Sportbund empfiehlt, Gutscheine aufzuheben
Die Schwimmschule Flipper in Marktheidenfeld (Lkr. Main-Spessart) nehme die Gutscheine nur unter Vorbehalt an, erklärt Technikleiter Stefan Gallitz. "Die Grundidee ist natürlich sehr gut – die Umsetzung ist aber schwierig", meint er. So müsste die Abrechnung der Gutscheine quartalsmäßig bei den zuständigen Behörden für eine Auszahlung eingereicht werden. Hier erwartet Gallitz Nachbesserung von der Staatsregierung.
Auch in Marktheidenfeld sei das Hauptproblem bei den Schwimmkursen der Personalmangel. Die Wartelisten für Kursteilnehmende sei lang. Außerdem würden von Kursleiterinnen und Kursleitern Qualifikationen auf Wettkampfniveau erwartet, sagt Gallitz. Das schließe einige geeignete Trainerinnen und Trainer aus.
Ministerium will bei den Auszahlungen nachbessern
Auf Anfrage dieser Redaktion nimmt das zuständige bayerische Innenministerium Stellung zur Kritik. Pressesprecherin Jasmin Sikler bestätigt die quartalsweise Auszahlung an die Anbieter und dass diese dadurch in Vorkasse gehen müssten. "Derzeit wird überlegt, künftig kürzere Abrechnungszeiträume anzubieten", fügt sie an. Auch auf den Vorwurf, dass Vereine und Verbände nicht in die Planung mit eingebunden worden seien, geht Sikler ein: Im Vorfeld habe eine Abstimmung mit der Lebens-Rettungs-Gesellschaft (DLRG), der Wasserwacht und dem Schwimmverband in Bayern stattgefunden.
Die Aktion solle zunächst die durch die Pandemie entstandenen Probleme lindern und Vereine animieren, ihr Kursprogramm auszuweiten. Der Freistaat unterstütze die Kommunen darüber hinaus mit verschiedenen Förderprogrammen - etwa für schulisch genutzte Hallenbäder oder mit dem "Sonderprogramm Schwimmbadförderung", erklärt Sikler. Angesprochen auf den Personalmangel bei Schwimmvereinen entgegnet die Pressesprecherin, dass Schwimmbäder und deren Unterhalt kommunale Aufgabe seien.
In Bad Kissingen und Schweinfurt können die Gutscheine eingelöst werden
In Schweinfurt begrüße man die Aktion der Regierung, sagt Stadtwerke-Sprecher Dirk Wapki. Die Stadtwerke böten Schwimmkurse im Silvana Sport- und Freizeitbad an.
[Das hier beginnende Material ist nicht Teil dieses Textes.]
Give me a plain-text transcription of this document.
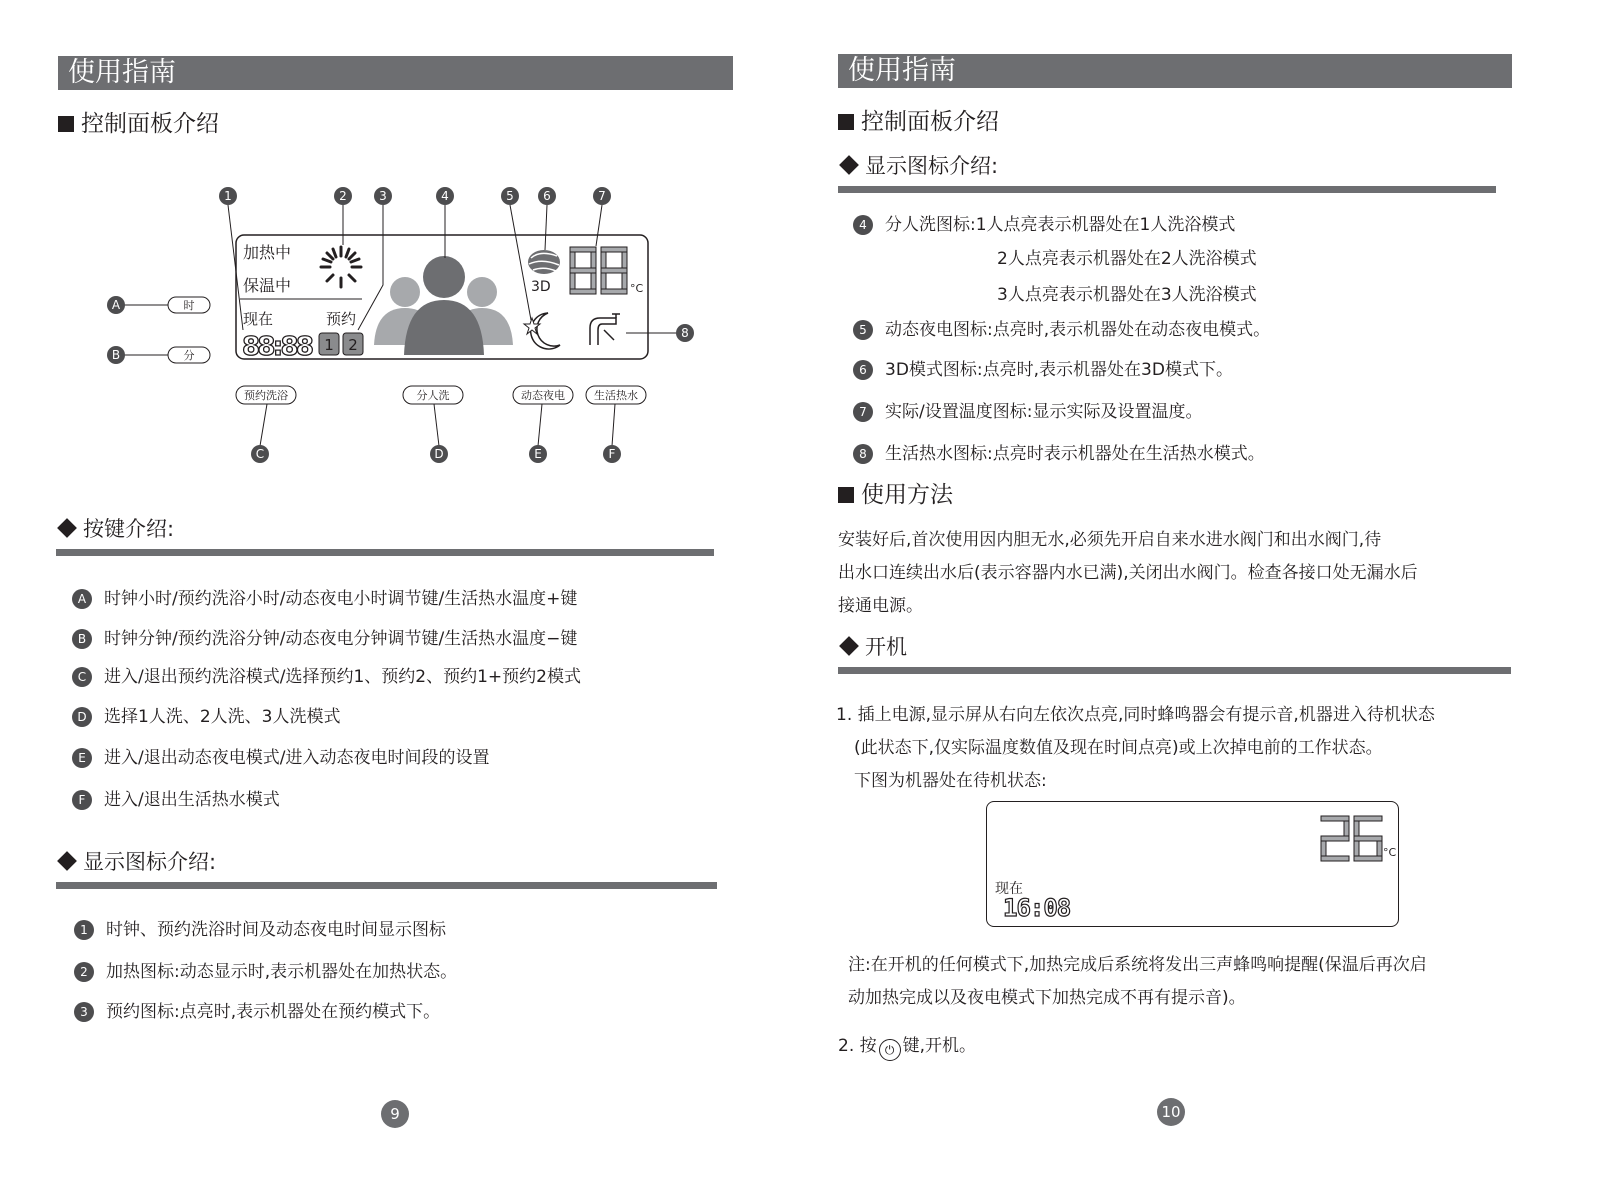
使用指南
控制面板介绍
加热中
保温中
现在	预约
88:88 1 2
3D	°C
1	2	3	4	5 6	7
8
A
B
C	D	E	F
时
分
预约洗浴	分人洗	动态夜电	生活热水
按键介绍:
A 时钟小时/预约洗浴小时/动态夜电小时调节键/生活热水温度+键
B 时钟分钟/预约洗浴分钟/动态夜电分钟调节键/生活热水温度−键
C 进入/退出预约洗浴模式/选择预约1、预约2、预约1+预约2模式
D 选择1人洗、2人洗、3人洗模式
E 进入/退出动态夜电模式/进入动态夜电时间段的设置
F 进入/退出生活热水模式
显示图标介绍:
1 时钟、预约洗浴时间及动态夜电时间显示图标
2 加热图标:动态显示时,表示机器处在加热状态。
3 预约图标:点亮时,表示机器处在预约模式下。
9
使用指南
控制面板介绍
显示图标介绍:
4 分人洗图标:1人点亮表示机器处在1人洗浴模式
2人点亮表示机器处在2人洗浴模式
3人点亮表示机器处在3人洗浴模式
5 动态夜电图标:点亮时,表示机器处在动态夜电模式。
6 3D模式图标:点亮时,表示机器处在3D模式下。
7 实际/设置温度图标:显示实际及设置温度。
8 生活热水图标:点亮时表示机器处在生活热水模式。
使用方法
安装好后,首次使用因内胆无水,必须先开启自来水进水阀门和出水阀门,待
出水口连续出水后(表示容器内水已满),关闭出水阀门。检查各接口处无漏水后
接通电源。
开机
1. 插上电源,显示屏从右向左依次点亮,同时蜂鸣器会有提示音,机器进入待机状态
(此状态下,仅实际温度数值及现在时间点亮)或上次掉电前的工作状态。
下图为机器处在待机状态:
°C
现在
16:08
注:在开机的任何模式下,加热完成后系统将发出三声蜂鸣响提醒(保温后再次启
动加热完成以及夜电模式下加热完成不再有提示音)。
2. 按 ⏻ 键,开机。
10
Darüber hinaus gebe es jedoch zahlreiche weitere Kursanbieter. Somit könne nicht für anderen Vereine gesprochen werden. Im Silvana könnten Eltern die Gutscheine jedoch einlösen.
Auch die DLRG Bad Kissingen nehme die Gutscheine an, sagt der Vorsitzende Markus Brandl. Aber auch er sieht die Aktion kritisch. Durch die Gutscheine würde der Druck auf Vereine erhöht, da diese nur ein Jahr gültig seien. Brandl findet klare Worte: "Die Politik hätte das Geld besser in den Erhalt und die Sanierung von Schwimmbädern stecken sollen."